Once they graduate from the program, participants receive continued support, including financial help for higher education if they choose to go in that direction. And if they want to continue in the food business, they can sign up for trainings at some of the best restaurants in Istanbul. This is all an outcome of local collaboration, Tükrükçü says. “From the chefs who come to teach, to the personal coaches who come to offer their wisdom, to the friend who sends us paper soup cups, we are in this together,” she says.
Explaining the many barriers former sex workers, abuse victims, and the homeless face at getting a fresh start in life, Tükrükçü says her personal experiences helped her understand that what is needed most to build a new life is skills. She says she was sexually abused when she was five years old, and beaten by both her parents until she left home in her teens. She says no one was there while she was going through those trying times, adding that she had to stay in bathrooms and work at numerous brothels.

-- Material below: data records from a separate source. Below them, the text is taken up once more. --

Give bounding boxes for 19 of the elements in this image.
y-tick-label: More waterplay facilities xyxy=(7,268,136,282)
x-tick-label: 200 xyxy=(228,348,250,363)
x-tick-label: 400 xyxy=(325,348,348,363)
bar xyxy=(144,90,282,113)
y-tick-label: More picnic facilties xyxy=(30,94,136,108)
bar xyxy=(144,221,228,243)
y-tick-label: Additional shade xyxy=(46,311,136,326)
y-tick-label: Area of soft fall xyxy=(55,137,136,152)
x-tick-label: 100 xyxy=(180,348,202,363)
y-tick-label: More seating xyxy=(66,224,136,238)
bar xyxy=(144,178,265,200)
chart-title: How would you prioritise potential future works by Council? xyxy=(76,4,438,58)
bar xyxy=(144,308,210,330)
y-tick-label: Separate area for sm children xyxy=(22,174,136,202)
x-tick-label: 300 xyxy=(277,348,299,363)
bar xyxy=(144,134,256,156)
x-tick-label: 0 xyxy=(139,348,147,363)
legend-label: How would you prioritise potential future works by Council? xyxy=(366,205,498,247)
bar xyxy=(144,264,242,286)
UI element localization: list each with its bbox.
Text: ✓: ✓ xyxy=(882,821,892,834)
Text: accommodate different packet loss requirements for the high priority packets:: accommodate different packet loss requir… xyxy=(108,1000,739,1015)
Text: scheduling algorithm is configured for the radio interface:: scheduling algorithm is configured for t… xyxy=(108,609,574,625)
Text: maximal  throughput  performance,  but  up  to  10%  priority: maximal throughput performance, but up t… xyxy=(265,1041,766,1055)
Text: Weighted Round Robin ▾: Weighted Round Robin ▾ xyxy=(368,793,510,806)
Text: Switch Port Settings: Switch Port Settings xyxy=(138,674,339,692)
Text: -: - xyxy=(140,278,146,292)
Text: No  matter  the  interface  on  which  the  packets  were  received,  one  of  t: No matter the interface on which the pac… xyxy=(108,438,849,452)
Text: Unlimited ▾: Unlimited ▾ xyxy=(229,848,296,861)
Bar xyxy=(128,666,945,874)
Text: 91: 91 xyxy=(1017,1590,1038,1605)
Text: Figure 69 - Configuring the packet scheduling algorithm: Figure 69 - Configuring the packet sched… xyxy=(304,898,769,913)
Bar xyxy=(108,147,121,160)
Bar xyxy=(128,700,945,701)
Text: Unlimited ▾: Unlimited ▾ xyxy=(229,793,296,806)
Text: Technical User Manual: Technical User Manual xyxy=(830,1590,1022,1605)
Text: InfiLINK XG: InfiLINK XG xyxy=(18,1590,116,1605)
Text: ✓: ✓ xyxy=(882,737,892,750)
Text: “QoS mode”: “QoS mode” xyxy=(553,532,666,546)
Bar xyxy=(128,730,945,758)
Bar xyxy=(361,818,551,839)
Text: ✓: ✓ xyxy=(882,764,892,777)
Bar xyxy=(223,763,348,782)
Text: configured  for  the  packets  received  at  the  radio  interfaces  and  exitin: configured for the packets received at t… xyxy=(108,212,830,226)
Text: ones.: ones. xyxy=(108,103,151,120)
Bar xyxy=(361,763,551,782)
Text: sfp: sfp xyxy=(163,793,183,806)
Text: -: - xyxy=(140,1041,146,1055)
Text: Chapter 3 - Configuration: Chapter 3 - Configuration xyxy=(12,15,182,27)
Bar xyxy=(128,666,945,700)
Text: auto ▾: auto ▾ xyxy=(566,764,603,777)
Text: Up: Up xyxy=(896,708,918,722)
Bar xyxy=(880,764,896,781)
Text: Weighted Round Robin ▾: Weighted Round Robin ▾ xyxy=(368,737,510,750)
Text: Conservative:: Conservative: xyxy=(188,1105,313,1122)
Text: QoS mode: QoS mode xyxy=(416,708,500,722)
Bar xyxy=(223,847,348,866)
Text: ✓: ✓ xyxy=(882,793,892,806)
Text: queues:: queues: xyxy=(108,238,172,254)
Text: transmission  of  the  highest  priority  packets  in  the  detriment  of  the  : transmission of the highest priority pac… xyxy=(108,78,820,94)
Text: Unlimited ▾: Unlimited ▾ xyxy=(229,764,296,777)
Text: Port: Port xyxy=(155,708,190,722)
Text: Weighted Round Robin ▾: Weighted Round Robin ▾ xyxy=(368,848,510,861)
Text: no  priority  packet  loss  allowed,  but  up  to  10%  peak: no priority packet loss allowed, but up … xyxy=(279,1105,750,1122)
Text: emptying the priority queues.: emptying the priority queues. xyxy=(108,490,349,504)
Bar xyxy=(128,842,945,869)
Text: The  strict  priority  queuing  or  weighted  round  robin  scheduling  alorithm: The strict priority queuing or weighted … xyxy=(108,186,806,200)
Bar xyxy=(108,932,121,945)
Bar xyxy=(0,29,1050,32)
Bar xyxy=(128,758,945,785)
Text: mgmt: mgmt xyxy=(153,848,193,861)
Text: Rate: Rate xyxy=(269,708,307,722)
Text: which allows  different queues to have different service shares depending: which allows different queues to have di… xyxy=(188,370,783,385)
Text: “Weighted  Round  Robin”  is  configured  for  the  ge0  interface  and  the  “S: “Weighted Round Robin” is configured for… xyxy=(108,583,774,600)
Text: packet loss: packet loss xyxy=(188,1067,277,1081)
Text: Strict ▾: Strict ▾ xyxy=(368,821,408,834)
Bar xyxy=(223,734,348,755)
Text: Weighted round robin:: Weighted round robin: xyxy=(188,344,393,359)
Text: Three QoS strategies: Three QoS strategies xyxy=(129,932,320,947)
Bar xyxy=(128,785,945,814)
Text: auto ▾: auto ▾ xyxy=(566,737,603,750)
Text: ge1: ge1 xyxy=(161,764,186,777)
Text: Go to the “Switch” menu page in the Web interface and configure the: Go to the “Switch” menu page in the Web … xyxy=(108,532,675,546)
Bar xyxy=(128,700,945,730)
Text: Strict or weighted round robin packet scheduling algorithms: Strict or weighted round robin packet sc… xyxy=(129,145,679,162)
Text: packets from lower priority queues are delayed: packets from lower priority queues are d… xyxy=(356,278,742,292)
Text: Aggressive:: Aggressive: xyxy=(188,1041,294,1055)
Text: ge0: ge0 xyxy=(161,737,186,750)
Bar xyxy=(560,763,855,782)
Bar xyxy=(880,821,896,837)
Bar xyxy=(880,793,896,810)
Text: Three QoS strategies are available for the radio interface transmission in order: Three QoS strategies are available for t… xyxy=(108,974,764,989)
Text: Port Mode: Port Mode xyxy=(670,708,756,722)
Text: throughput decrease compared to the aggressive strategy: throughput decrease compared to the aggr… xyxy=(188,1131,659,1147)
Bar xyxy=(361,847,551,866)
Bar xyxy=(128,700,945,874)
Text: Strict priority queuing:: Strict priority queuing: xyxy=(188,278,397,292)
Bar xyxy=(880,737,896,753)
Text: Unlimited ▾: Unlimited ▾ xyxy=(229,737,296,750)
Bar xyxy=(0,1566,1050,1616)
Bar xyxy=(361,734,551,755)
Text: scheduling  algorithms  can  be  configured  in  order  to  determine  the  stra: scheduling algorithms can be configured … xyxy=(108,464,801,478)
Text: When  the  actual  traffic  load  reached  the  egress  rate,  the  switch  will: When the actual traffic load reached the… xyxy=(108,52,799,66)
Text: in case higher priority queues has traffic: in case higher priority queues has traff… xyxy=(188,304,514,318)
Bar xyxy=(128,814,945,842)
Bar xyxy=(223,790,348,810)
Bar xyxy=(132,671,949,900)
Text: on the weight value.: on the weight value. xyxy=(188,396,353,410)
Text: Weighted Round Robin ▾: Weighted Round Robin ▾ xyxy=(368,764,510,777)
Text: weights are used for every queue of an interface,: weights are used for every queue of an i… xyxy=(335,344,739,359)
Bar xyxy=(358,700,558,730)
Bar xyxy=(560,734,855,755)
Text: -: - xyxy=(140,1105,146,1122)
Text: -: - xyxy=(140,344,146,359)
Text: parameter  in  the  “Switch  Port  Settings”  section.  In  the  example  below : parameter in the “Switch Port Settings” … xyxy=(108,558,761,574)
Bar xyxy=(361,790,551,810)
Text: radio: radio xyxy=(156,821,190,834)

She says she was eventually sold to a bordello in the southern province of Mersin. “I have been sold to a total of seven brothels across Turkey,” she says, adding that these experiences strengthened her resolve to support others going through similar challenges.
While Tükrükçü’s crew are mostly focused on the restaurant, she’s already dreaming up her next projects. Next up, she wants to build a laundromat for the homeless. She says she knows how much having access to clean clothes would improve the physical and mental health conditions for those on the street. “When people come together over a purpose to support those in need, beautiful things happen,” Tükrükçü says. “And that is how we fix the brokenness — through a strong, shared determination to collaborate, hand-in-hand.”